My first race of 2013 is going to be the Hawkeye 25K (15.5 miles) in March. As I posted in my last blog, I ran this race last year without realizing how hilly it would be. I still finished and was pleased with my time, but my goal for this year is to pace myself better during the first half of the race so I can keep my energy up for the second half. I couldn't get a good signal for Runkeeper on my phone, so I don't know specific splits, but my average pace was about 11:30. I think I can comfortably keep a 10-10:30 pace, which would easily take off 17 minutes from my PR.
So that's my goal, but how am I going to get there? I officially started training on December 22 and can easily knock off 6 or 7 miles, so my focus is two-fold: get the mileage up and incorporate hills & trails into my training (which I won't be able to do much of until the snow is gone). Despite fighting a cold over winter break, I've been able to run regularly. However, I school starts up again on Thursday, and my schedule gets quite busy quite quickly. I'm coaching high school speech and rehearsing for a play during the week, so 99% of my running will just be on the weekends (unless we get more snow days). Hopefully 7am-10pm weekdays will be adequate cross-training.
I really like to follow training plans to the T, so I tried to look for a plan that would work for my schedule. I found a 3x/week plan, but it really focuses on speed and intense workouts. Since I'm doing a trail run and I know I just need to pace better from the start of the race, I'm not worried about speeding up that much. In the end I decided to return to the half marathon training plan I used in 2011 but modify it.
This plan has four runs per week, two with the same mileage, one a mile longer, and the long run on the weekend. I'm just going to drop one of the repeat runs each week and do the two mid-week runs as one, so essentially doing two long runs each weekend. For example, next week's schedule would be 3, 4, 3, 6. I'm dropping one of the 3 milers, combining the other 3 and 4 for a 7 mile run, and keeping the 6.
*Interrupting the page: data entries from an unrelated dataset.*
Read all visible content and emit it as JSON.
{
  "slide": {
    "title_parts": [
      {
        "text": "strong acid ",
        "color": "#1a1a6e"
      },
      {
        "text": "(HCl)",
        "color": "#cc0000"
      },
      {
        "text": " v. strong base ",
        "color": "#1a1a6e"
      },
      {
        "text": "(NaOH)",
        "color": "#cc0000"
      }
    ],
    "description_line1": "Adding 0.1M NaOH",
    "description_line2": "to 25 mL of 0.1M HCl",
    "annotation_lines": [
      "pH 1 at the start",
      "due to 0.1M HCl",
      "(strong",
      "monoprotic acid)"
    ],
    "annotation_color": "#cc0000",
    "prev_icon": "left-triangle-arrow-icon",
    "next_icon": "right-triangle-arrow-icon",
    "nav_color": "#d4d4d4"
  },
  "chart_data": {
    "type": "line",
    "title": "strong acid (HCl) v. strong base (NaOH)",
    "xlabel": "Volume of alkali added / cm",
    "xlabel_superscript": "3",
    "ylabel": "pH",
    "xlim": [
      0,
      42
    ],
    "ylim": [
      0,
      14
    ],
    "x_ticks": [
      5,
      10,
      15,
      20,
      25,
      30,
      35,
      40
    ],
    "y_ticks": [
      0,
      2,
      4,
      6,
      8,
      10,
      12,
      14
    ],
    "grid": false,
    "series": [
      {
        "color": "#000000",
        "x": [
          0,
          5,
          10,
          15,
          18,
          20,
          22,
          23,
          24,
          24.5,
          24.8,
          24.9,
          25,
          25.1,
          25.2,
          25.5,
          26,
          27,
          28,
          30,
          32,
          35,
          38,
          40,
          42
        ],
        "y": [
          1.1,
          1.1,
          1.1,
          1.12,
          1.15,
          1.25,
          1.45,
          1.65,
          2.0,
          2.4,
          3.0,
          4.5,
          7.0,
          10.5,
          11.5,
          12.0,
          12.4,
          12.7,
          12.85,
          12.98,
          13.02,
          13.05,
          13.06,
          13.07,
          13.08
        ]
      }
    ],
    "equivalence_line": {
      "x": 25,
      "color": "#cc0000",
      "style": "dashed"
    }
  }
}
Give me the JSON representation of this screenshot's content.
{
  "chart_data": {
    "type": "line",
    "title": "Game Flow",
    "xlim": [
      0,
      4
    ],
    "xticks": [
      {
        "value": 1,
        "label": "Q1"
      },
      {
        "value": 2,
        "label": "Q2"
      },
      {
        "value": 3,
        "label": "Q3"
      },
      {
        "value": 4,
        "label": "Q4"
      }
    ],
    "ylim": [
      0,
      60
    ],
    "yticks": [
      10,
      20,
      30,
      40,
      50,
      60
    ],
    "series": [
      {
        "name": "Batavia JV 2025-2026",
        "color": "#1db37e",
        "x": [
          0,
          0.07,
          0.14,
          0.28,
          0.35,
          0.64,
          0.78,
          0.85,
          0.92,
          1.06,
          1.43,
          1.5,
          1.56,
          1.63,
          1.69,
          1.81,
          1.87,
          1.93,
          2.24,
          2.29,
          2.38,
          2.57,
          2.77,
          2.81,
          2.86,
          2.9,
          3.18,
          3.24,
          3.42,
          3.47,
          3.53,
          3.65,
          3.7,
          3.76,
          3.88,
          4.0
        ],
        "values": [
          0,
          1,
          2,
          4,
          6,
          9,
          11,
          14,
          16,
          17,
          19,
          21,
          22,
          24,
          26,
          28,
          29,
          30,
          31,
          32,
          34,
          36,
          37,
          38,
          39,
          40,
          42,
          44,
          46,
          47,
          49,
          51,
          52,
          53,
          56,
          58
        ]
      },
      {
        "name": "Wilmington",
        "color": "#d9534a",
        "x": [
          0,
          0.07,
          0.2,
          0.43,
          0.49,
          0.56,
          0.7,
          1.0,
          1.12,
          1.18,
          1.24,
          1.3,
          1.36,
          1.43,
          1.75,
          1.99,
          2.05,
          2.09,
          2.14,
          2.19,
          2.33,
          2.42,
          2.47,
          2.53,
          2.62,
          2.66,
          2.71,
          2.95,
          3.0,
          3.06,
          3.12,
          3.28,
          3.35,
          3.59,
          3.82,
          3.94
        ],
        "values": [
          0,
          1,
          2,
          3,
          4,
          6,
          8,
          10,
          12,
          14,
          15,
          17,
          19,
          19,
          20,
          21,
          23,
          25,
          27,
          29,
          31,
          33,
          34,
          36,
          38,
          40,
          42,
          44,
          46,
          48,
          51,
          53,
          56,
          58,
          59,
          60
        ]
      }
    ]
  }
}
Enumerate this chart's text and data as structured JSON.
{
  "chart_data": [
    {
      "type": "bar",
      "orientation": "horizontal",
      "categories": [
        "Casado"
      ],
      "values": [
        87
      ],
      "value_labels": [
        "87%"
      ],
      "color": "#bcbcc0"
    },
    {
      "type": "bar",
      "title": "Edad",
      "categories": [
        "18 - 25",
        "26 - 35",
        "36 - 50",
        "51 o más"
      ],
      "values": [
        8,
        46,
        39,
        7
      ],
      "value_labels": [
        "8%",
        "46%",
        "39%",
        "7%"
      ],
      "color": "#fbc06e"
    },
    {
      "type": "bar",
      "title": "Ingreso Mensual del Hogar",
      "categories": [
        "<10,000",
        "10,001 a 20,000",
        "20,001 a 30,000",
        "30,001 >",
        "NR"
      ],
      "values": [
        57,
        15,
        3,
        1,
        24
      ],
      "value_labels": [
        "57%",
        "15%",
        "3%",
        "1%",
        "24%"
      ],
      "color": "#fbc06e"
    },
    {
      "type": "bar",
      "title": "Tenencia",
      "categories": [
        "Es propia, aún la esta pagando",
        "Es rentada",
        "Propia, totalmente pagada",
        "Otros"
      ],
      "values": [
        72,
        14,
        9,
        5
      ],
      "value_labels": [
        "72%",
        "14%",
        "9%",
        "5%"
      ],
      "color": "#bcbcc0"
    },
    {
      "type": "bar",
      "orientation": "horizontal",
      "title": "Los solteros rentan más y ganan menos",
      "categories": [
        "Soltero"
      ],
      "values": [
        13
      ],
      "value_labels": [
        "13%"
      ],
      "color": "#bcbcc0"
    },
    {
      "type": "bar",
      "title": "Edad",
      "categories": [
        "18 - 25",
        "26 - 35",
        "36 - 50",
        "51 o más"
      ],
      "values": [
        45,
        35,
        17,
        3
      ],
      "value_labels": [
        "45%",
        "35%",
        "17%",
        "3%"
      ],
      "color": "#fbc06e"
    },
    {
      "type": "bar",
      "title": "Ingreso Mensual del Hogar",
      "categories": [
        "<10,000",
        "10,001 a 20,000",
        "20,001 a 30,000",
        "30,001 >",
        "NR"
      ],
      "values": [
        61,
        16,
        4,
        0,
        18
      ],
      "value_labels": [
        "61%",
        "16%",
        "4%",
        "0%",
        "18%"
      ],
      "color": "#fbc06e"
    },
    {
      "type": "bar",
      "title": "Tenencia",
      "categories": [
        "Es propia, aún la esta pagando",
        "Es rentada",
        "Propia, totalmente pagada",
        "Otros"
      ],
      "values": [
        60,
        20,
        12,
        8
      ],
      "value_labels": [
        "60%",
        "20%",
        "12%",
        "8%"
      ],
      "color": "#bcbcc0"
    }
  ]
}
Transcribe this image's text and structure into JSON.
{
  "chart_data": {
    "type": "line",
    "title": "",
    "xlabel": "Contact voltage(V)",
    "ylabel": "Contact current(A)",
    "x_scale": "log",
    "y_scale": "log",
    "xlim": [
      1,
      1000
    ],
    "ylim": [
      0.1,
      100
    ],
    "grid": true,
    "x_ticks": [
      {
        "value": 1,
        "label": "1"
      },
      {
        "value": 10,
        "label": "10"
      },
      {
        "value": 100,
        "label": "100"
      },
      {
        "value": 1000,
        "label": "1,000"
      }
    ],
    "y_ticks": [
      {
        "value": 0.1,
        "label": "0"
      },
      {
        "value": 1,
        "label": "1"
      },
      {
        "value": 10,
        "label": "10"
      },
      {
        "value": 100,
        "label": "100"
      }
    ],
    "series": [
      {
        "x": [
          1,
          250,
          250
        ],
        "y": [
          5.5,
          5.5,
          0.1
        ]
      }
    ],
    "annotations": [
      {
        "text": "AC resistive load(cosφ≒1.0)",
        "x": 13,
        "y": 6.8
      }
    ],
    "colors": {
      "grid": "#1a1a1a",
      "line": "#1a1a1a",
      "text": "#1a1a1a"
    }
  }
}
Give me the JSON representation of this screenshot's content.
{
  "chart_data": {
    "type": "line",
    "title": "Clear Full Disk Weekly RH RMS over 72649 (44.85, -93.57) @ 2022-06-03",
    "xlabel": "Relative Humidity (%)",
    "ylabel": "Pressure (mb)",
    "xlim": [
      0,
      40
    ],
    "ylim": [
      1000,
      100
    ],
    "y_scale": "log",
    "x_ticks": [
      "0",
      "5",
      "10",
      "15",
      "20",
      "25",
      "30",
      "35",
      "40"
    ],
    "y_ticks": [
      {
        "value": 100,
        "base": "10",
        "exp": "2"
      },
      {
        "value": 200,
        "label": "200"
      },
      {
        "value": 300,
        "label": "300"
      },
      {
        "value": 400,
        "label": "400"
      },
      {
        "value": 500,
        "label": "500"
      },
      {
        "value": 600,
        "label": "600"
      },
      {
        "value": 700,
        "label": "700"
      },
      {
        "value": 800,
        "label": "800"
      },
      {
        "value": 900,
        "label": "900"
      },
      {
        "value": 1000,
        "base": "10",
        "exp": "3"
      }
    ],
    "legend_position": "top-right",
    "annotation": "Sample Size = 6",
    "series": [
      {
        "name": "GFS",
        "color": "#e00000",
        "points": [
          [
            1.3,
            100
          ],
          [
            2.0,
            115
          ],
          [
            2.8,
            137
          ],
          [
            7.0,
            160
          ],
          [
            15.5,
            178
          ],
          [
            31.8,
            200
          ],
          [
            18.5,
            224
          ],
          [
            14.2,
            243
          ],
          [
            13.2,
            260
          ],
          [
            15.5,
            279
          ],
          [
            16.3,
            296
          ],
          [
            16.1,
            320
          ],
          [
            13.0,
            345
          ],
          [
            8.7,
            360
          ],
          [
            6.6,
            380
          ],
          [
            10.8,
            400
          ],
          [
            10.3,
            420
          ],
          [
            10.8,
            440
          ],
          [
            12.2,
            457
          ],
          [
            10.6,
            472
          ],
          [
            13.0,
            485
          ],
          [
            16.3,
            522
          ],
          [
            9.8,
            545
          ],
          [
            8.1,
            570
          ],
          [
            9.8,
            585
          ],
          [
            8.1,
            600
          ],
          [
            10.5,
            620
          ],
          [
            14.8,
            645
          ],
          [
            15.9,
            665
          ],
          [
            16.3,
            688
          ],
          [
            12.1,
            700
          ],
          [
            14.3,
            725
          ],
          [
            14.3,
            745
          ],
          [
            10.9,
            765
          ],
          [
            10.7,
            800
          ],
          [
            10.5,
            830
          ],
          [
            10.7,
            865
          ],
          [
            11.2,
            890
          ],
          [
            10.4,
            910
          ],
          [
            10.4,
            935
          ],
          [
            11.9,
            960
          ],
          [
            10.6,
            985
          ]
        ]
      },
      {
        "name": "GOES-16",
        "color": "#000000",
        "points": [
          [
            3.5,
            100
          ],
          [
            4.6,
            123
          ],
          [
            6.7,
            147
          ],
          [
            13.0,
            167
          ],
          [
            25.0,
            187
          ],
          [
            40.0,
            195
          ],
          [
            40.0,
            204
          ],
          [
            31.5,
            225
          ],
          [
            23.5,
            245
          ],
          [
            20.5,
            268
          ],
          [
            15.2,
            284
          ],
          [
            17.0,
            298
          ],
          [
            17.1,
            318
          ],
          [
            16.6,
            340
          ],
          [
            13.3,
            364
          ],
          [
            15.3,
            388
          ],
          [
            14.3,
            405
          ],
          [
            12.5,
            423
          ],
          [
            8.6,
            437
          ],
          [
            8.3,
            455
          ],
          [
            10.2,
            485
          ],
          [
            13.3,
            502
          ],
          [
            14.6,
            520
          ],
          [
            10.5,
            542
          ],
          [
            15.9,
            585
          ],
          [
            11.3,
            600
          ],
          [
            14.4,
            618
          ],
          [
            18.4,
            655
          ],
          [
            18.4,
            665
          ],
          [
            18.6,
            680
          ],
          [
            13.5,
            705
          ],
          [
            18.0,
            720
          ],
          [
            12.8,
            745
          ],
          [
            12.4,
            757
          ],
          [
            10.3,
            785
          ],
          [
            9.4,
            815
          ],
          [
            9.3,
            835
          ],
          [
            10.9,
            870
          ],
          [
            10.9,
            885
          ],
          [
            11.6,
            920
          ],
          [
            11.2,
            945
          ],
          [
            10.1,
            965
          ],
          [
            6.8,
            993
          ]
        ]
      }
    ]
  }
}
With this plan my longest planned run is 12, but my total weekend mileage will peak at 21. Of course I wish I could run more than two days a week, but given my schedule and my goals for this first race, I think it will be a good plan. I also have a kettlebell and bike roller at home so I can hopefully throw in some quick cross-training. My schedule will conveniently free up right after this race, so when I start training for my second big race, an Olympic triathlon in May, I'll have more time (and daylight) during the week.
Has anyone else ever trained for a race of this distance with just two workouts per week?